Renan Roggia's photo

Renan Roggia

I consider myself a tech problem solver.

S3 - Simple Storage Service

Documentation

Overview

S3 is an fully managed service by AWS with regional resiliency. S3 is a type of Object storage, therefore, it stores objects in buckets with a flat structure, each object uploaded receives a key which can be used to retrieve or update the object later.

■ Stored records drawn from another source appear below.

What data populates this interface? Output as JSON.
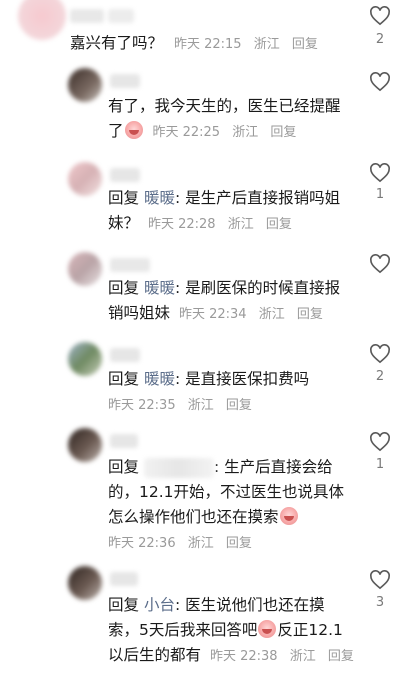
{
  "heart_icon": "heart-outline-icon",
  "colors": {
    "text": "#1a1a1a",
    "meta": "#9a9a9a",
    "mention": "#5b6d8a"
  },
  "comments": [
    {
      "text": "嘉兴有了吗？",
      "meta": {
        "time": "昨天 22:15",
        "loc": "浙江",
        "reply": "回复"
      },
      "likes": "2"
    },
    {
      "text_line1": "有了，我今天生的，医生已经提醒",
      "text_line2": "了",
      "meta": {
        "time": "昨天 22:25",
        "loc": "浙江",
        "reply": "回复"
      },
      "likes": ""
    },
    {
      "prefix": "回复",
      "mention": "暖暖",
      "text_line1": ": 是生产后直接报销吗姐",
      "text_line2": "妹？",
      "meta": {
        "time": "昨天 22:28",
        "loc": "浙江",
        "reply": "回复"
      },
      "likes": "1"
    },
    {
      "prefix": "回复",
      "mention": "暖暖",
      "text_line1": ": 是刷医保的时候直接报",
      "text_line2": "销吗姐妹",
      "meta": {
        "time": "昨天 22:34",
        "loc": "浙江",
        "reply": "回复"
      },
      "likes": ""
    },
    {
      "prefix": "回复",
      "mention": "暖暖",
      "text_line1": ": 是直接医保扣费吗",
      "meta": {
        "time": "昨天 22:35",
        "loc": "浙江",
        "reply": "回复"
      },
      "likes": "2"
    },
    {
      "prefix": "回复",
      "text_line1": ": 生产后直接会给",
      "text_line2": "的，12.1开始，不过医生也说具体",
      "text_line3": "怎么操作他们也还在摸索",
      "meta": {
        "time": "昨天 22:36",
        "loc": "浙江",
        "reply": "回复"
      },
      "likes": "1"
    },
    {
      "prefix": "回复",
      "mention": "小台",
      "text_line1": ": 医生说他们也还在摸",
      "text_line2a": "索，5天后我来回答吧",
      "text_line2b": "反正12.1",
      "text_line3": "以后生的都有",
      "meta": {
        "time": "昨天 22:38",
        "loc": "浙江",
        "reply": "回复"
      },
      "likes": "3"
    }
  ]
}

S3 offers a several features like static website hosting, object versioning, bucket replication across regions and on same region, life cycle configuration rules to choose the most appropriate storage class and more.

Core Concepts

A bucket is a container for objects. By default, when you create a bucket, it's private and only the account root user has permissions to access it. You can add Identity or Resource policies to grant permission to access the bucket. However, only the Bucket policy, which is an resource policy, can grant access to different accounts and anonymous principal. S3 also supports ACLs which are a legacy way of granting permission that provides less flexibility, since it always applies to buckets and objects.

When you create the bucket you need to choose a globally unique name. This name must be unique across all existing AWS accounts. In addition, you'll have to specify which region the bucket will reside, and unless explicit specified, the bucket data will remain on that region. The bucket is distributed across the several AZs of the chosen region.

You upload Objects and its metadata to the bucket, when you upload the object it will receive a key that can be used to retrieve the object later. An object is an atomic unit, therefore, uploading objects with existing keys will overwrite the existing object, with exception of buckets with versioning enabled. Object size can range from 0 to 5TB. In addition, a bucket have virtually no limits of how many objects it can store.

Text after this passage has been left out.